Asia Bibi, condannata a morte per il reato di blasfemia e detenuta da oltre 3 anni in attesa della sentenza definitiva, ci chiede mobilitazione. E noi subito rilanciamo amcora perchè bisogna dire basta a chi perseguita le persone perchè cristiane

1.340 giorni di carcere per Asia Bibi. Scrive:

«Vivo con il ricordo di mio marito e dei miei figli e chiedo a Dio misericordioso che mi permetta di tornare da loro. Amico o amica a cui scrivo, ricordati che ci sono persone nel mondo che sono perseguitate a causa della loro fede e – se puoi – scrivi al presidente del Pakistan per chiedergli che mi faccia ritornare dai miei familiari».

  • È possibile scrivere all’indirizzo email asiabibi@avvenire.it per prendere parte alla mobilitazione, rivolgendosi al Presidente del Pakistan, Asif Ali Zardari, sollecitando un intervento a favore di Asia Bibi e inserendo nome, cognome e città.
  • Per chi desiderasse, invece, inviare lettere cartacee, è possibile farlo spedendo ad Avvenire, Piazza Carbonari 3, 20125 Milano, indicando sulla busta «Appello per Asia Bibi». Il giornale, raccolte lettere e firme, le trasmetterà in blocco secondo i canali diplomatici appropriati. Infine, si può anche scrivere autonomamente in inglese al presidente nel suo sito ufficiale http://tinyurl.com/preszardari.

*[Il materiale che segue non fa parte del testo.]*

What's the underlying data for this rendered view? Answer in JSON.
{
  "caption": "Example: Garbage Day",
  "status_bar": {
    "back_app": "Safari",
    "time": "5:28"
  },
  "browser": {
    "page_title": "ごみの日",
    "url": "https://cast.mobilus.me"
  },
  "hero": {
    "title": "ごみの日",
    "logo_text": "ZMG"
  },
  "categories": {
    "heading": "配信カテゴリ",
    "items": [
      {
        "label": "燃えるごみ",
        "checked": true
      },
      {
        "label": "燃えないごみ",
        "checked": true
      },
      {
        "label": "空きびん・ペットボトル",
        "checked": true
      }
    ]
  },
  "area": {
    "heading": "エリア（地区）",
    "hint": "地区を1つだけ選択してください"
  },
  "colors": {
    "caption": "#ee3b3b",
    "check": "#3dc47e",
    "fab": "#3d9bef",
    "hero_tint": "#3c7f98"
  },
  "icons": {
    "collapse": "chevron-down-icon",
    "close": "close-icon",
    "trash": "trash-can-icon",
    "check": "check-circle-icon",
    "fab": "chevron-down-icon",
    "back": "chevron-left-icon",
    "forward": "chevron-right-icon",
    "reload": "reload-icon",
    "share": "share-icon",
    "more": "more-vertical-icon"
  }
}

Il mio impegno per la difesa della libertà religiosa non è nuovo o elettorale: ricorderete bene tutta la petizione per difendere i cristiani perseguitati in Nigeria. Ora diamo visibilità anche a quest’iniziativa in Pakistan per Asia Bibi.
Nel 2012 le persone vengono perseguitate e uccise a causa della loro fede. Aiutiamoci a dire basta a questa drammatica situazione.